Convective Heat Transfer Enhancement: Mechanisms, Techniques, and Performance Evaluation

In this chapter, the existing mechanisms for enhancing single-phase convective heat transfer are reviewed and the fundamental mechanism, that is, to reduce the intersection angle between fluid velocity and temperature gradient, is presented in detail. This basic idea is called the field synergy principle (FSP). A great number of examples are provided to demonstrate the validity of the FSP. Some typical convective heat transfer phenomena are analyzed and found that their characteristics can be well understood by the FSP. An effective way for improving convective heat transfer performance of an existing heat transfer structure is to reveal the locations with a bad synergy (i.e., large local synergy angle) and improve the performance by changing the local structure of the surface.
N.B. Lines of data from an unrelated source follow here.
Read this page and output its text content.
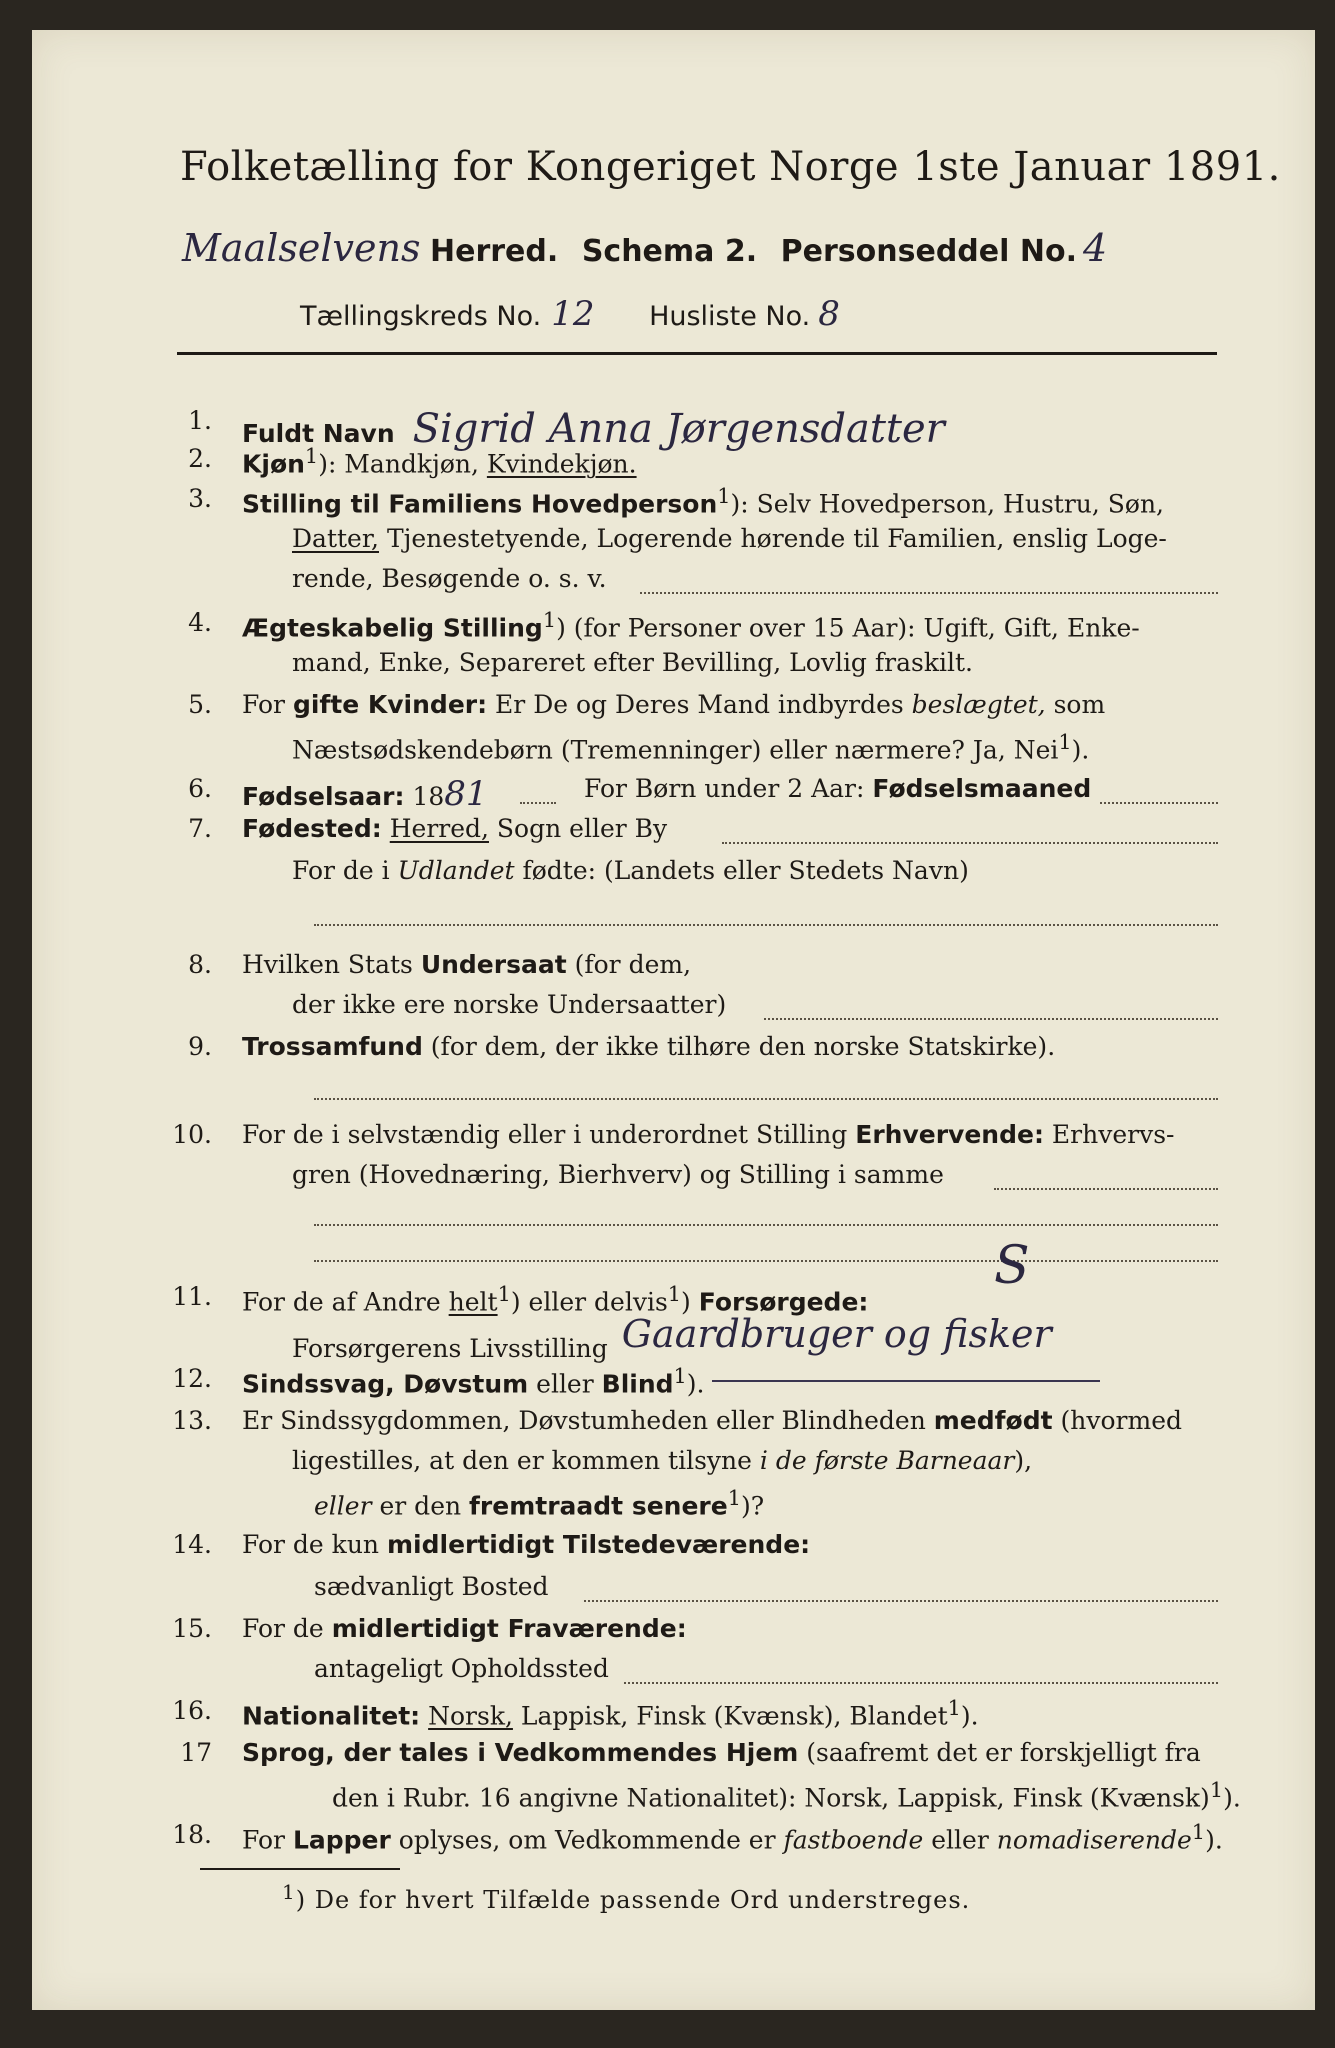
Folketælling for Kongeriget Norge 1ste Januar 1891.
Maalselvens Herred. Schema 2. Personseddel No. 4
Tællingskreds No. 12 Husliste No. 8
1. Fuldt Navn Sigrid Anna Jørgensdatter
2. Kjøn$^1$): Mandkjøn, Kvindekjøn.
3. Stilling til Familiens Hovedperson$^1$): Selv Hovedperson, Hustru, Søn,
Datter, Tjenestetyende, Logerende hørende til Familien, enslig Loge-
rende, Besøgende o. s. v.
4. Ægteskabelig Stilling$^1$) (for Personer over 15 Aar): Ugift, Gift, Enke-
mand, Enke, Separeret efter Bevilling, Lovlig fraskilt.
5. For gifte Kvinder: Er De og Deres Mand indbyrdes beslægtet, som
Næstsødskendebørn (Tremenninger) eller nærmere? Ja, Nei$^1$).
6. Fødselsaar: 1881	For Børn under 2 Aar: Fødselsmaaned
7. Fødested: Herred, Sogn eller By
For de i Udlandet fødte: (Landets eller Stedets Navn)
8. Hvilken Stats Undersaat (for dem,
der ikke ere norske Undersaatter)
9. Trossamfund (for dem, der ikke tilhøre den norske Statskirke).
10. For de i selvstændig eller i underordnet Stilling Erhvervende: Erhvervs-
gren (Hovednæring, Bierhverv) og Stilling i samme
11. For de af Andre helt$^1$) eller delvis$^1$) Forsørgede:
S
Forsørgerens Livsstilling Gaardbruger og fisker
12. Sindssvag, Døvstum eller Blind$^1$).
13. Er Sindssygdommen, Døvstumheden eller Blindheden medfødt (hvormed
ligestilles, at den er kommen tilsyne i de første Barneaar),
eller er den fremtraadt senere$^1$)?
14. For de kun midlertidigt Tilstedeværende:
sædvanligt Bosted
15. For de midlertidigt Fraværende:
antageligt Opholdssted
16. Nationalitet: Norsk, Lappisk, Finsk (Kvænsk), Blandet$^1$).
17 Sprog, der tales i Vedkommendes Hjem (saafremt det er forskjelligt fra
den i Rubr. 16 angivne Nationalitet): Norsk, Lappisk, Finsk (Kvænsk)$^1$).
18. For Lapper oplyses, om Vedkommende er fastboende eller nomadiserende$^1$).
$^1$) De for hvert Tilfælde passende Ord understreges.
Examples of new enhanced surfaces are provided which are developed under the guidance of the FSP. It is demonstrated that for the best synergy case where fluid velocity coincides with temperature gradient, the exponent in Nu∞Re^m reaches its maximum value of 1. Then, the thermohydraulic performance comparisons of the enhanced configurations with the reference one are discussed under three constraints: identical pumping power, identical pressure drop, and identical flow rate. All the three constraints can be unified in a picture with log(f_e/f_o) and log(Nu_e/Nu₀) as abscissa and ordinate, respectively. The entire plane is divided into four quadrants by the two coordinates, and the first quadrant is the most frequently encountered. An enhanced technique can be represented in this plot and the constraint under which heat transfer is enhanced can be clearly identified.